2.6.7 Mefloquine

Mefloquine #

Common Nomenclature Mefloquine
Street & Reference Names Lariam; Mephaquin; Mefliam
Reference Dosage 250mg [Patient.Info]
Anticipated: Onset / Duration See below
Maximum Dose Experienced 250mg
Form Pill
RoA Oral
Source / Jurisdiction Prescribed / UK
Personal Rating On Shulgin Scale ++
I searched long and hard, visiting over a dozen pharmacies, to find a box of lariam (to photograph). I eventually found this one in an international airport.

I searched long and hard, visiting over a dozen pharmacies, to find a box of lariam (to photograph). I eventually found this one in an international airport.


There are a number of prescription drugs that can have deliriant, dissociative, or even hallucinogenic side effects. Often these manifest at doses well beyond those prescribed by medical practitioners, although not always. Generally I don’t consider these to be psychoactive drugs per se, but rather, drugs that can produce a (usually unwanted) psychoactive reaction in certain situations or for some people.

Mefloquine is a good case in point. It was first developed by the US military in the 1970s, and is used for both the prevention and treatment of malaria. However, its use can come with a whole range of unpleasant contraindications. Relating to the subject of this book, these can include the following:

Psychiatric effects include nightmares, visual hallucinations, auditory hallucinations, anxiety, depression, unusual behaviour, and suicidal ideations.” ~ Wikipedia

The time to peak concentration of this drug is widely cited as 6-24 hours, with a half-life of two or three weeks.
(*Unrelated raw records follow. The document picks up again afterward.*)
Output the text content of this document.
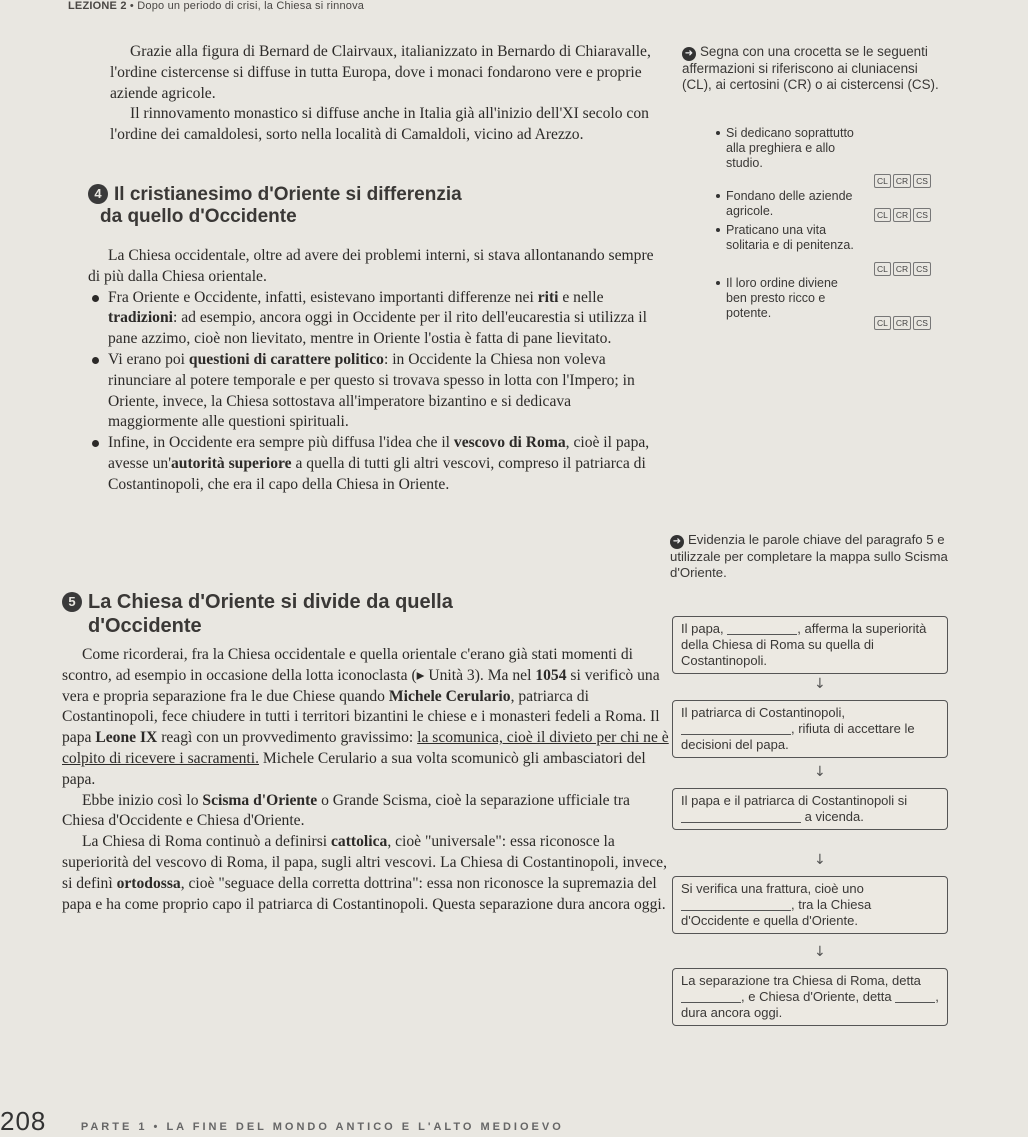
LEZIONE 2 • Dopo un periodo di crisi, la Chiesa si rinnova

Grazie alla figura di Bernard de Clairvaux, italianizzato in Bernardo di Chiaravalle, l'ordine cistercense si diffuse in tutta Europa, dove i monaci fondarono vere e proprie aziende agricole.

Il rinnovamento monastico si diffuse anche in Italia già all'inizio dell'XI secolo con l'ordine dei camaldolesi, sorto nella località di Camaldoli, vicino ad Arezzo.

4 Il cristianesimo d'Oriente si differenzia
da quello d'Occidente

La Chiesa occidentale, oltre ad avere dei problemi interni, si stava allontanando sempre di più dalla Chiesa orientale.

Fra Oriente e Occidente, infatti, esistevano importanti differenze nei riti e nelle tradizioni: ad esempio, ancora oggi in Occidente per il rito dell'eucarestia si utilizza il pane azzimo, cioè non lievitato, mentre in Oriente l'ostia è fatta di pane lievitato.

Vi erano poi questioni di carattere politico: in Occidente la Chiesa non voleva rinunciare al potere temporale e per questo si trovava spesso in lotta con l'Impero; in Oriente, invece, la Chiesa sottostava all'imperatore bizantino e si dedicava maggiormente alle questioni spirituali.

Infine, in Occidente era sempre più diffusa l'idea che il vescovo di Roma, cioè il papa, avesse un'autorità superiore a quella di tutti gli altri vescovi, compreso il patriarca di Costantinopoli, che era il capo della Chiesa in Oriente.

5 La Chiesa d'Oriente si divide da quella
d'Occidente

Come ricorderai, fra la Chiesa occidentale e quella orientale c'erano già stati momenti di scontro, ad esempio in occasione della lotta iconoclasta (▸ Unità 3). Ma nel 1054 si verificò una vera e propria separazione fra le due Chiese quando Michele Cerulario, patriarca di Costantinopoli, fece chiudere in tutti i territori bizantini le chiese e i monasteri fedeli a Roma. Il papa Leone IX reagì con un provvedimento gravissimo: la scomunica, cioè il divieto per chi ne è colpito di ricevere i sacramenti. Michele Cerulario a sua volta scomunicò gli ambasciatori del papa.

Ebbe inizio così lo Scisma d'Oriente o Grande Scisma, cioè la separazione ufficiale tra Chiesa d'Occidente e Chiesa d'Oriente.

La Chiesa di Roma continuò a definirsi cattolica, cioè "universale": essa riconosce la superiorità del vescovo di Roma, il papa, sugli altri vescovi. La Chiesa di Costantinopoli, invece, si definì ortodossa, cioè "seguace della corretta dottrina": essa non riconosce la supremazia del papa e ha come proprio capo il patriarca di Costantinopoli. Questa separazione dura ancora oggi.

➜ Segna con una crocetta se le seguenti affermazioni si riferiscono ai cluniacensi (CL), ai certosini (CR) o ai cistercensi (CS).
Si dedicano soprattutto alla preghiera e allo studio.
CL CR CS
Fondano delle aziende agricole.	CL CR CS
Praticano una vita solitaria e di penitenza.
CL CR CS
Il loro ordine diviene ben presto ricco e potente.
CL CR CS
➜ Evidenzia le parole chiave del paragrafo 5 e utilizzale per completare la mappa sullo Scisma d'Oriente.
Il papa,	, afferma la superiorità della Chiesa di Roma su quella di Costantinopoli.
↓
Il patriarca di Costantinopoli, , rifiuta di accettare le decisioni del papa.
↓
Il papa e il patriarca di Costantinopoli si  a vicenda.
↓
Si verifica una frattura, cioè uno , tra la Chiesa d'Occidente e quella d'Oriente.
↓
La separazione tra Chiesa di Roma, detta , e Chiesa d'Oriente, detta	, dura ancora oggi.
208	PARTE 1 • LA FINE DEL MONDO ANTICO E L'ALTO MEDIOEVO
It does, therefore, appear to hang around in the system for quite a long time, albeit at a lower or reducing concentration.

I was prescribed lariam prior to a trip to The Gambia in the early 90s. I can’t recall my specific dose but I would assume that it was the generally prescribed 250mg tablet. This is taken weekly, starting one week prior to departure. I still recall my experience with it to this day. It was horrible.

In the background I felt a little weird; perhaps slightly distant or a bit off is a good description, although this was definitely low level, and in truth, barely noticeable. Unfortunately, this was only a prelude to the main event: lucid nightmares. These were really disturbing in nature and they went on and on, and not just on the first night (although this was the worst). The rest of my family, however, were totally unaffected. I have no idea why I was susceptible and they weren’t.

Bizarre and often disturbing dreams though are relatively common. Quoting from an article by the BBC, titled ‘My Lariam Dreams’ (https://www.bbc.co.uk/news/magazine-33957717):

But soon every Thursday morning (we took the weekly pill on a Wednesday) was spent swapping stories about the hilarious, vivid, crazy - almost hallucinogenic - mefloquine-infused dreams we’d experienced the night before.”

Lest this should imply there is anything fun about taking lariam, I will refer to its Wikipedia page again:

Serious side effects include potentially long-term mental health problems such as depression, hallucinations, and anxiety and neurological side effects such as poor balance, seizures, and ringing in the ears.”

This is really not where you want to be, at all, so I would very strongly suggest that this isn’t recreational and should only be taken if medically prescribed (and exactly as medically prescribed). There can be psychoactive-like effects, there is a touch of dissociation for some, but if a ride materialises it is frequently awful and the cost can be extremely high (and has even been causally associated with fatalities). I would now steer well clear of it, even if that meant changing my travel plans.

NOTE: Finally, why have I classified this drug as a dissociative, when it clearly isn’t one? It is here largely because it doesn’t fit well elsewhere either, and dissociative psychosis is often cited as a potential side effect.